The Ohio and Mississippi Rivers often saw flatboats loaded with bourbon whiskey traveling to destinations including New Orleans. Farmers had limited options to market their goods, and the idea of flatboats gave them greater trade options.

Flatboats were generally one-way vessels because it was almost impossible to make the trek upstream fighting river currents. A farmer would construct a flatboat using basic tools for the sole purpose of transporting goods. The goods were not limited to whiskey but could include tobacco, livestock, and lumber, to name a few.

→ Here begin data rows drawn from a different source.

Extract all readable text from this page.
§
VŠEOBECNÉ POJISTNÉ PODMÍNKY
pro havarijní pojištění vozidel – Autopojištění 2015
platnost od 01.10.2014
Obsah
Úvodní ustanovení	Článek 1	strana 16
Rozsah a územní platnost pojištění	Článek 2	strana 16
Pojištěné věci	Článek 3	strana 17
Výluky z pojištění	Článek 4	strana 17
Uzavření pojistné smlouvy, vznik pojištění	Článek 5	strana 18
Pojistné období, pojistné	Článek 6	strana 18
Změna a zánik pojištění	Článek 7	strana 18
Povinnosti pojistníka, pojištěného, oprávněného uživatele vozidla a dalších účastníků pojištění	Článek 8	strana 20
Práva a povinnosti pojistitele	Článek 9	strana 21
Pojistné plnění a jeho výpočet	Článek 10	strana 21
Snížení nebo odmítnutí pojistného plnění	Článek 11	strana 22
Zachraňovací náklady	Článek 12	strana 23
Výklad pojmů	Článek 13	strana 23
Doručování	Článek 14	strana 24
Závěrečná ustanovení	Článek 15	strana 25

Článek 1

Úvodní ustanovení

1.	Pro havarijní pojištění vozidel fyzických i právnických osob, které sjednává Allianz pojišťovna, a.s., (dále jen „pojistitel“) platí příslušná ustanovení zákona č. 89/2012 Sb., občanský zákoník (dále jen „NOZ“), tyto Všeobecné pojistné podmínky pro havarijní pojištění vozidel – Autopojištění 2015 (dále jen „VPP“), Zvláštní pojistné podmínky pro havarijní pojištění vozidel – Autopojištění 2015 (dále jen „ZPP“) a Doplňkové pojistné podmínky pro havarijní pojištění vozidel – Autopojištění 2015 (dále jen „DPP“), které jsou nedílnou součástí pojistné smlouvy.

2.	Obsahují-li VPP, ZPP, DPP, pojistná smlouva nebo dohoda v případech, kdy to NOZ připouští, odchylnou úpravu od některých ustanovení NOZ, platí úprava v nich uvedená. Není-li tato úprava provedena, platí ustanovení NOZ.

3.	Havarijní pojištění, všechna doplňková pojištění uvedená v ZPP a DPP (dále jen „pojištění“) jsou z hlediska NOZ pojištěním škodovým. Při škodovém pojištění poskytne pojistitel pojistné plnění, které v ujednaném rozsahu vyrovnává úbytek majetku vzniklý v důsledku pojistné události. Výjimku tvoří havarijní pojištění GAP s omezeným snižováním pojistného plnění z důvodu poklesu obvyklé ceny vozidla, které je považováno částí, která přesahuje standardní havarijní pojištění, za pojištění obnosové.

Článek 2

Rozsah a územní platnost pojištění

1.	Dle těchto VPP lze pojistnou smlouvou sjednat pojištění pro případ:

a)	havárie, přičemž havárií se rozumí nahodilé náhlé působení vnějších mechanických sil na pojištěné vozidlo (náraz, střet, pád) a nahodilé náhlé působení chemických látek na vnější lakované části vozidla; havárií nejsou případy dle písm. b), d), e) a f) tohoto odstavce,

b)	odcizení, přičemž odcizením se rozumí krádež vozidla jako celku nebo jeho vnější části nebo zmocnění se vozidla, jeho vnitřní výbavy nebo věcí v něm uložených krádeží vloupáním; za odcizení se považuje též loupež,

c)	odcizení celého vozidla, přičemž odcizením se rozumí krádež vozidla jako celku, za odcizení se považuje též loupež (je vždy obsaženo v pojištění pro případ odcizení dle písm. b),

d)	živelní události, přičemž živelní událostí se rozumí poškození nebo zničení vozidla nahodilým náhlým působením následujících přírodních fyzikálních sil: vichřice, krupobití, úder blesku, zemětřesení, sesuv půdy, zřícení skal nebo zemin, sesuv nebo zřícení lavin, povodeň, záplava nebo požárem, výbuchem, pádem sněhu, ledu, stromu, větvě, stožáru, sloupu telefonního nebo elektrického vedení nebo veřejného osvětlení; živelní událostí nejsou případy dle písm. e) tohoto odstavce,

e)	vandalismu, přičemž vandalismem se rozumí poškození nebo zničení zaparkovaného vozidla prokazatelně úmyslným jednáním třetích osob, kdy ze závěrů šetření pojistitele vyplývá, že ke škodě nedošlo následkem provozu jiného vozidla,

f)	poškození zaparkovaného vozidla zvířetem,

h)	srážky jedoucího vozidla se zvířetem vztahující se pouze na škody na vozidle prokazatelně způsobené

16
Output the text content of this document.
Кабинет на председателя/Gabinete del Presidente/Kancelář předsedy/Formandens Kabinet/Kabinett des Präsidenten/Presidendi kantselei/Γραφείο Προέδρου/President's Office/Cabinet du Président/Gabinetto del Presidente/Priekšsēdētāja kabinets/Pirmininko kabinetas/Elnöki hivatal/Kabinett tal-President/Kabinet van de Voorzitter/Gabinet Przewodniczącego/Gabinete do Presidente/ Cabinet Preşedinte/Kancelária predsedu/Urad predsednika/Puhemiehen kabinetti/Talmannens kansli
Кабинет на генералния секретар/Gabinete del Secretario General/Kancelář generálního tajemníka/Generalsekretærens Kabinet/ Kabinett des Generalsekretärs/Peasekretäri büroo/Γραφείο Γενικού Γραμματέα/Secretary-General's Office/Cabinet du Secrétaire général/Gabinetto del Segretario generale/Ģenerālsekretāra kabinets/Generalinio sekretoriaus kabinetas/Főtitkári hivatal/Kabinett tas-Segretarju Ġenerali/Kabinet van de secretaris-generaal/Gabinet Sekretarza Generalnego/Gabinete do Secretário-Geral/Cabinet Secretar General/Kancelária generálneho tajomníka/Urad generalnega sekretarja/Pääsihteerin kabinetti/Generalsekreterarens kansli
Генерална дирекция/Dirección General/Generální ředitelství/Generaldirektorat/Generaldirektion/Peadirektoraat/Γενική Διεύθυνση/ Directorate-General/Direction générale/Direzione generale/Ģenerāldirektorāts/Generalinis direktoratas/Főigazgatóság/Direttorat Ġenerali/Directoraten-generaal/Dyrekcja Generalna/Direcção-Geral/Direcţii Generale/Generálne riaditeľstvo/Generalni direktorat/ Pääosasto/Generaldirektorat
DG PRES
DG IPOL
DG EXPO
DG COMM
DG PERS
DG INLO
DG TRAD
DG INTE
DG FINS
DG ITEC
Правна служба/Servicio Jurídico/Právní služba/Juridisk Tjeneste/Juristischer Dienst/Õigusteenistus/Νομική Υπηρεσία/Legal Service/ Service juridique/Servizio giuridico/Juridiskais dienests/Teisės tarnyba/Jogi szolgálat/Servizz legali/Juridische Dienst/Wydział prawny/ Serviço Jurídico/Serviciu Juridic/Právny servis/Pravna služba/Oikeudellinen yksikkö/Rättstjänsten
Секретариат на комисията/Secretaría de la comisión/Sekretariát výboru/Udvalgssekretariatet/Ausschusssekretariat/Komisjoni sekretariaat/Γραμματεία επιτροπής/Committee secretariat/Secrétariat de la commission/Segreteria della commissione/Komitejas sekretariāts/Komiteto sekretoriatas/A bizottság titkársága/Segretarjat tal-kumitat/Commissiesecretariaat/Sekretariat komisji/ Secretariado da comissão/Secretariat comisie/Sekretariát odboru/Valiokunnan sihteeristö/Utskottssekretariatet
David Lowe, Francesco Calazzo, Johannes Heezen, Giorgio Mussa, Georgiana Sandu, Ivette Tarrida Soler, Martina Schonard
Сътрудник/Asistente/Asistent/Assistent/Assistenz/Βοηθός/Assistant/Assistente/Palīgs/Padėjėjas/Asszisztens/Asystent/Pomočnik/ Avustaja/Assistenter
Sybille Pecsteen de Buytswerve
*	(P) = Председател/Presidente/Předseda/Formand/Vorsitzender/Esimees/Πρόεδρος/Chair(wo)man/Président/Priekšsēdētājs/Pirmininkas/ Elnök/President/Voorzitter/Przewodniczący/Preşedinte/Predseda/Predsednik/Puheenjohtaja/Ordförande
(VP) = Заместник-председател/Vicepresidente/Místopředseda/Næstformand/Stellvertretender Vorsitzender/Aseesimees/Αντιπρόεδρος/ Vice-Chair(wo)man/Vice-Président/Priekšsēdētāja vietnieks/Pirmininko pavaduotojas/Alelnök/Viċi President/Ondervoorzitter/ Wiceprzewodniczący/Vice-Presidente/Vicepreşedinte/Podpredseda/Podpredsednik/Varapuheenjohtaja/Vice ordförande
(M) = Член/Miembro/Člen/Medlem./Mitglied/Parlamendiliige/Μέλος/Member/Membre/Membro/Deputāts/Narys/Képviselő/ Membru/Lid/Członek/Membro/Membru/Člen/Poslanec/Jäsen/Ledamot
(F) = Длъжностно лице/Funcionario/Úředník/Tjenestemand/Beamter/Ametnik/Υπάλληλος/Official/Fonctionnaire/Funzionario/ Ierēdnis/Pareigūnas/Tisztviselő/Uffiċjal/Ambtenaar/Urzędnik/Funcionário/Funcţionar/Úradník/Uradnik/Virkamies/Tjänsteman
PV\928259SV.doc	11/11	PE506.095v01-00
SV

Products arriving in New Orleans could then be shipped anywhere using access to the oceans from that major port. The Ohio River was a major link to the Mississippi, and it created important cities that became hubs of river travel including Louisville and Maysville, Kentucky.

Lumber in New Orleans

Flatboats were usually one-way trips, and the farmers were looking to maximize their return on the long journey.  After selling the whiskey, they could then have the flatboat sold and the lumber used for a construction project in New Orleans. Today it is possible to see barge board Creole cottages in New Orleans.  The return trips were arduous journeys, which could take three months on foot.

Settlers in canoe on the Ohio River
Wall mural at the Kentucky Gateway Museum in Maysville, Kentucky

The introduction of steamboats created a great opportunity for flatboat crews to make multiple trips in a season. They could sell their flatboat for salvage and then make the return trip upriver on a steamboat. This efficiency would save time, which would allow for multiple trips. Sometimes, steamboats would even tow flatboats back upstream which would allow freight to travel in both directions.

Eventually, technology helped make flatboats obsolete. Steamboats and railroads began hauling freight in all directions. Farmers could preserve the value of their corn by distilling it into whiskey rather than risking the grain going to rot. Flatboats loaded with bourbon whiskey allowed the whiskey to be sold in additional markets using river transportation.